Największym problemem dla turystów, którzy utknęli na wyspie, jest uzyskanie wizy, która pozwoli na przedłużenie pobytu na Bali. – Kiedy postanowiłam tu zostać dłużej, miałam w planach zrobić tak zwaną „visa run”. Polega to na tym, że wylatuje się do sąsiedniego kraju, na przykład do Malezji, po czym wraca tego samego dnia. To daje możliwość wykupienia wizy na lotnisku, ważnej 60 dni, z możliwością przedłużenia.
Parę dni temu Singapur ogłosił, że każdy podróżny musi odbyć dwutygodniową kwarantannę, więc tam już nie można polecieć, żeby uzyskać prawo przedłużenia pobytu na Bali. – Malezja też zamknęła granice – tłumaczy Ania.
– Ważność mojej wizy kończy się 26 marca. Trochę spanikowałam, bo za każdy dzień pobytu bez wizy trzeba zapłacić 1 milion rupii kary, czyli ok. 260 zł – dodaje Ania.
Rajskie więzienie dla turystów na Bali
Ani skończyła się rezerwacja w hotelu. Teraz mieszka u ludzi, których poznała poprzez stronę couchsurfing.com umożliwiającą turystom skorzystanie z noclegu w domach mieszkańców danego kraju.
Trafiła do wielokulturowej komuny złożonej z ludzi, którzy, tak jak ona, zostali uwięzieni na wyspie. – Mieszkamy w południowej części Bali.

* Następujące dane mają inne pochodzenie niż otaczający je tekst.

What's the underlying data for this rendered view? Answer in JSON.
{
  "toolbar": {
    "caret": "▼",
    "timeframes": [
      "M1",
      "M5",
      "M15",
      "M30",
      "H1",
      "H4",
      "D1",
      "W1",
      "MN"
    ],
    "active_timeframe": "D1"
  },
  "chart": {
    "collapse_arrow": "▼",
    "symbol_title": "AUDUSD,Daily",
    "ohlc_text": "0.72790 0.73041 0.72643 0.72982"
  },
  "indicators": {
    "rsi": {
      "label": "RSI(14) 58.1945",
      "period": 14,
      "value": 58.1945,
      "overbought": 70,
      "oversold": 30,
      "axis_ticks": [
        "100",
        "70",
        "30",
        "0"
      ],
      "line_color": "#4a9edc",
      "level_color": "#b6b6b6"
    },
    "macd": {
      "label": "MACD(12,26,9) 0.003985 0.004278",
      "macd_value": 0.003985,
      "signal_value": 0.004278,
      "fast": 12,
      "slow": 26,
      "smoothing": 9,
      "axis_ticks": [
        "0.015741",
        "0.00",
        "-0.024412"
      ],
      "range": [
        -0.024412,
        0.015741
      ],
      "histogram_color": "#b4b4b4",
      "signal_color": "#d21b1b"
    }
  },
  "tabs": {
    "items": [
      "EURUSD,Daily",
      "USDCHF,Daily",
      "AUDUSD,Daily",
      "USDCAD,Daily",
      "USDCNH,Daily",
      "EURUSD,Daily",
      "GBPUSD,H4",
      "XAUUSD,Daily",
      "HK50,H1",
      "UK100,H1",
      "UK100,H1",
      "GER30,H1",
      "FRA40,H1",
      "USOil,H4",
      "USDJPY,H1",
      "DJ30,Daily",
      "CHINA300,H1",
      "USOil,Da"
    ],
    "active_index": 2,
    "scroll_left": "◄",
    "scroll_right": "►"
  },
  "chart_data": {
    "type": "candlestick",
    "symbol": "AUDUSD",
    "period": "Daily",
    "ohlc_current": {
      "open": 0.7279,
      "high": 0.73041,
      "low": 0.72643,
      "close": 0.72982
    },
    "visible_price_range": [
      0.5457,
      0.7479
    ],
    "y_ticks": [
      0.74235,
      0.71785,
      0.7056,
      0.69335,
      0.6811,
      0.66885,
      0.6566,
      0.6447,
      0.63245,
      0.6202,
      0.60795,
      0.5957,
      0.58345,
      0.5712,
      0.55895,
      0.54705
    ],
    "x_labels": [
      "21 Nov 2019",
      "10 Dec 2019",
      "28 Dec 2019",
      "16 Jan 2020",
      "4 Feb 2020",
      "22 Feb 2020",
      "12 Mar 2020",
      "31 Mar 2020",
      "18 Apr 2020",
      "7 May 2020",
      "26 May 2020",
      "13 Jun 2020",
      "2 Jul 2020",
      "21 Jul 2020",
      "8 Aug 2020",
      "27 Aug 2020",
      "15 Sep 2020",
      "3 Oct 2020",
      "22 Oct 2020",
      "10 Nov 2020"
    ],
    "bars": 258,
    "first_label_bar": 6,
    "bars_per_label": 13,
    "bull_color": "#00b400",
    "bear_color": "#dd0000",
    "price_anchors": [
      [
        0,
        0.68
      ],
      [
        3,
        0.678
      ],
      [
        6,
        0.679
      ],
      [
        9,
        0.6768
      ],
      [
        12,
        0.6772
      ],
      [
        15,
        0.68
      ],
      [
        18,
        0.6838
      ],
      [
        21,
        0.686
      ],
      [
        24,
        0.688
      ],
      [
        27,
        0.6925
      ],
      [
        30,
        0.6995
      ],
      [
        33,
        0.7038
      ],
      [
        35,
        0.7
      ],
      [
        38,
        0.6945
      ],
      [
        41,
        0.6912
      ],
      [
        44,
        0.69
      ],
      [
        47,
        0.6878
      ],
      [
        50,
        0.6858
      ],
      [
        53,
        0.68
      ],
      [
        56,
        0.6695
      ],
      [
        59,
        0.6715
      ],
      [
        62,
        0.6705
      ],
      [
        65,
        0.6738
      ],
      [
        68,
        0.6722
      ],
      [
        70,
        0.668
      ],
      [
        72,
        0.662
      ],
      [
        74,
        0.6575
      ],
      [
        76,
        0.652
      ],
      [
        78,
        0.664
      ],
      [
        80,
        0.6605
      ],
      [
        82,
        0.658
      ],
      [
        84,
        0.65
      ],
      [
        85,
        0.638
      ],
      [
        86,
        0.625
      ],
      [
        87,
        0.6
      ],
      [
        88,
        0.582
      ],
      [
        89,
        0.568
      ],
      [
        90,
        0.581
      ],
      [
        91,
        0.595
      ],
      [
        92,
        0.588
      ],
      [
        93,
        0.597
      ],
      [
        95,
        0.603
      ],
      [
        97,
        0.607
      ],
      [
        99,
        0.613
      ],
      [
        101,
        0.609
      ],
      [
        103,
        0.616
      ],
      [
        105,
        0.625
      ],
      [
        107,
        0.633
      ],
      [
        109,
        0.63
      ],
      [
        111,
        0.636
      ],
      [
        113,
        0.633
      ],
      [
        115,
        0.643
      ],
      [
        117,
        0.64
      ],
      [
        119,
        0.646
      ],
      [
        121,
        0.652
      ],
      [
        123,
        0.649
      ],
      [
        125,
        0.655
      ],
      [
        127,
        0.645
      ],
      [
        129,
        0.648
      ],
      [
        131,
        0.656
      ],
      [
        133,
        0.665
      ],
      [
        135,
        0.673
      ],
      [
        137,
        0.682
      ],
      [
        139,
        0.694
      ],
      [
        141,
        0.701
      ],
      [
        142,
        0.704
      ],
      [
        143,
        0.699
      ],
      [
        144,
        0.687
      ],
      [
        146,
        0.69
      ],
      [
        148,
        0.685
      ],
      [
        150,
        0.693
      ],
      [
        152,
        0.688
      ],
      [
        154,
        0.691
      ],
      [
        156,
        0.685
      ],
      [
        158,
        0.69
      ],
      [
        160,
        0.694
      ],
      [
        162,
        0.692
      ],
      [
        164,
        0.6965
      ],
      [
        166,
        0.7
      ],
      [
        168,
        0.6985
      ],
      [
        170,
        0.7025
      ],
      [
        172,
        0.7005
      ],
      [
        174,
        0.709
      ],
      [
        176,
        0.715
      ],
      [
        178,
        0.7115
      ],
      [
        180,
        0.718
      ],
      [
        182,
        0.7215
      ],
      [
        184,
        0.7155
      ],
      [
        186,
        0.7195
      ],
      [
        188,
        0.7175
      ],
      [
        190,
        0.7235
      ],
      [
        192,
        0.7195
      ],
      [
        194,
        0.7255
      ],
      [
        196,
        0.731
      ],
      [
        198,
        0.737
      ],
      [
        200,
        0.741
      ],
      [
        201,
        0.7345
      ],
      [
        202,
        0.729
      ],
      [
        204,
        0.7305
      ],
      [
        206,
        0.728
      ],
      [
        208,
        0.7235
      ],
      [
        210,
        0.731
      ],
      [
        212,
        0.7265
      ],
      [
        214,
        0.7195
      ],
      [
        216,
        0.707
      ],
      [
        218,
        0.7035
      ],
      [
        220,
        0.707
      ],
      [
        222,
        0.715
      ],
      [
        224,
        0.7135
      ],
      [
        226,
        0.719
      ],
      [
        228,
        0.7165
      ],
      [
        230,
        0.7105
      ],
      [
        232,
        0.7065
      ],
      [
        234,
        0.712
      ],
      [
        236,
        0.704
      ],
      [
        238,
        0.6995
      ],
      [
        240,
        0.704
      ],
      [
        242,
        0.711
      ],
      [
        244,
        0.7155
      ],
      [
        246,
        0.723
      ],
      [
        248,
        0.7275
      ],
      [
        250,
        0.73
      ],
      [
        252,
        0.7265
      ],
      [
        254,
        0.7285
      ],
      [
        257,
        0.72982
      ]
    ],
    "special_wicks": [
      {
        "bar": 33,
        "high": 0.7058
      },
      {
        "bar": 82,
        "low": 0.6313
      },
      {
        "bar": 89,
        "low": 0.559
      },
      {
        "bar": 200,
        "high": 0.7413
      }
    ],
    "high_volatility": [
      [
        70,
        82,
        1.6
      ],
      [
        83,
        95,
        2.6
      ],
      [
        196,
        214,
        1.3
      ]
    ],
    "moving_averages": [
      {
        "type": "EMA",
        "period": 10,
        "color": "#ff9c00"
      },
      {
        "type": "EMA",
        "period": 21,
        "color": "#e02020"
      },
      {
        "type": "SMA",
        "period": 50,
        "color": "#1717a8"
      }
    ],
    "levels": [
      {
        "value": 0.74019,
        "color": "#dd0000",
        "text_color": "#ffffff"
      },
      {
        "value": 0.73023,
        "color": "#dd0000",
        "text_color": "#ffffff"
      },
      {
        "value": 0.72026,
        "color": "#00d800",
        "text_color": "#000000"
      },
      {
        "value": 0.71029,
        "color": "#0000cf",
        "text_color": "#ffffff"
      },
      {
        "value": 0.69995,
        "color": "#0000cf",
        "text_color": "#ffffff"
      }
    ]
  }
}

Jest nas ośmioro. Piątka turystów i trzech Indonezyjczyków, którzy udzielili nam schronienia – opowiada Ania.
Mieszkają wspólnie i wspólnie spędzają czas. Ania mówi, że nie nikt z jej towarzyszy niedoli nie czuje obawy przed koronawirusem. Starają się dobrze bawić, dokumentują swoje przymusowe wakacje na Bali, nagrywając filmy. – Zaczęliśmy kręcić krótkie filmiki i wrzucać je na Youtube'a, by pokazać innym, jak wygląda nasze więzienie w raju – opowiada.
Ania wykupiła bilet lot do Polski, wraca 4 kwietnia. Co jeśli pandemia i blokada granic potrwa dłużej? – Czekam też na informację, kiedy będę mogła wrócić na statek wycieczkowy. Staram się żyć normalnie. Jeśli pandemia potrwa dłużej, zostanę na Bali. Mam tu niesamowitą rodzinę. Będzie mi ciężko opuszczać tych ludzi, gdy w końcu będe mogła wyjechać – śmieje się.